One of the data points they used is the Housing Affordability Index.
According to the National Association of Realtors (NAR), the index measures whether or not a typical family earns enough income to qualify for a mortgage loan on a typical home at the national level based on the most recent price and income data.
What this means is a value of 100 indicates a family earning the median income and is qualify enough for a mortgage on a median-priced home based on the price and mortgage rates at that time.
The family has more than enough to qualify if their score is anything above 100. The higher index tells us that it is easier for a family to afford a home.
Some are concerned about the decline of the index over the last several years as home values increased. But you should not be worried about it.
The housing crises from 2009 through 2013 left the market with an overabundance of housing inventory.
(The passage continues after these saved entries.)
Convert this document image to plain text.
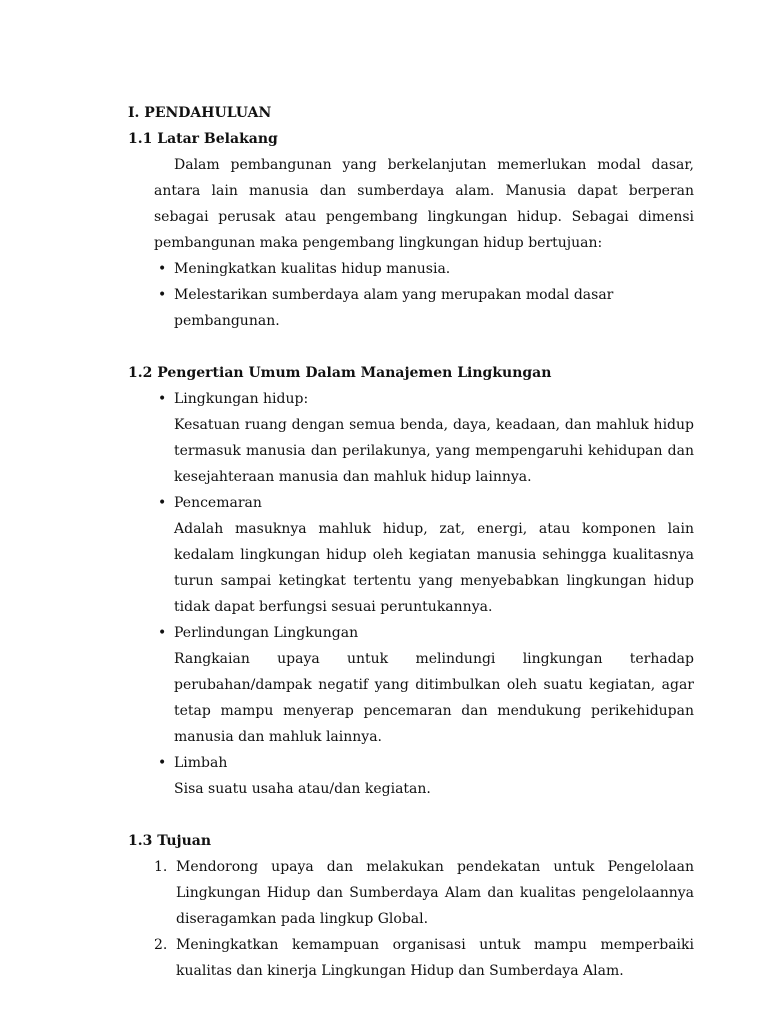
I. PENDAHULUAN

1.1 Latar Belakang

Dalam pembangunan yang berkelanjutan memerlukan modal dasar, antara lain manusia dan sumberdaya alam. Manusia dapat berperan sebagai perusak atau pengembang lingkungan hidup. Sebagai dimensi pembangunan maka pengembang lingkungan hidup bertujuan:

• Meningkatkan kualitas hidup manusia.
• Melestarikan sumberdaya alam yang merupakan modal dasar pembangunan.

1.2 Pengertian Umum Dalam Manajemen Lingkungan

• Lingkungan hidup:
Kesatuan ruang dengan semua benda, daya, keadaan, dan mahluk hidup termasuk manusia dan perilakunya, yang mempengaruhi kehidupan dan kesejahteraan manusia dan mahluk hidup lainnya.
• Pencemaran
Adalah masuknya mahluk hidup, zat, energi, atau komponen lain kedalam lingkungan hidup oleh kegiatan manusia sehingga kualitasnya turun sampai ketingkat tertentu yang menyebabkan lingkungan hidup tidak dapat berfungsi sesuai peruntukannya.
• Perlindungan Lingkungan
Rangkaian upaya untuk melindungi lingkungan terhadap perubahan/dampak negatif yang ditimbulkan oleh suatu kegiatan, agar tetap mampu menyerap pencemaran dan mendukung perikehidupan manusia dan mahluk lainnya.
• Limbah
Sisa suatu usaha atau/dan kegiatan.

1.3 Tujuan

1. Mendorong upaya dan melakukan pendekatan untuk Pengelolaan Lingkungan Hidup dan Sumberdaya Alam dan kualitas pengelolaannya diseragamkan pada lingkup Global.
2. Meningkatkan kemampuan organisasi untuk mampu memperbaiki kualitas dan kinerja Lingkungan Hidup dan Sumberdaya Alam.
One of the three listings was a distressed property (foreclosure or short sale).
All prices dropped and distressed properties sold at major discounts. Thus, mortgage rates fell like a rock.
Here’s good news for you. The market is recovering and values are coming back nicely. These have caused the index to fall.
If we remove the housing crisis years and look at the current index and compare it to the index from 1900 to 2008, we can see that mortgage rates are still lower than historical averages.
They’ve put the index in a better position than every year for the nineteen years before the crash.
The Housing Affordability Index should not be seen as a challenge to the real estate market’s continued recovery. It is in great shape!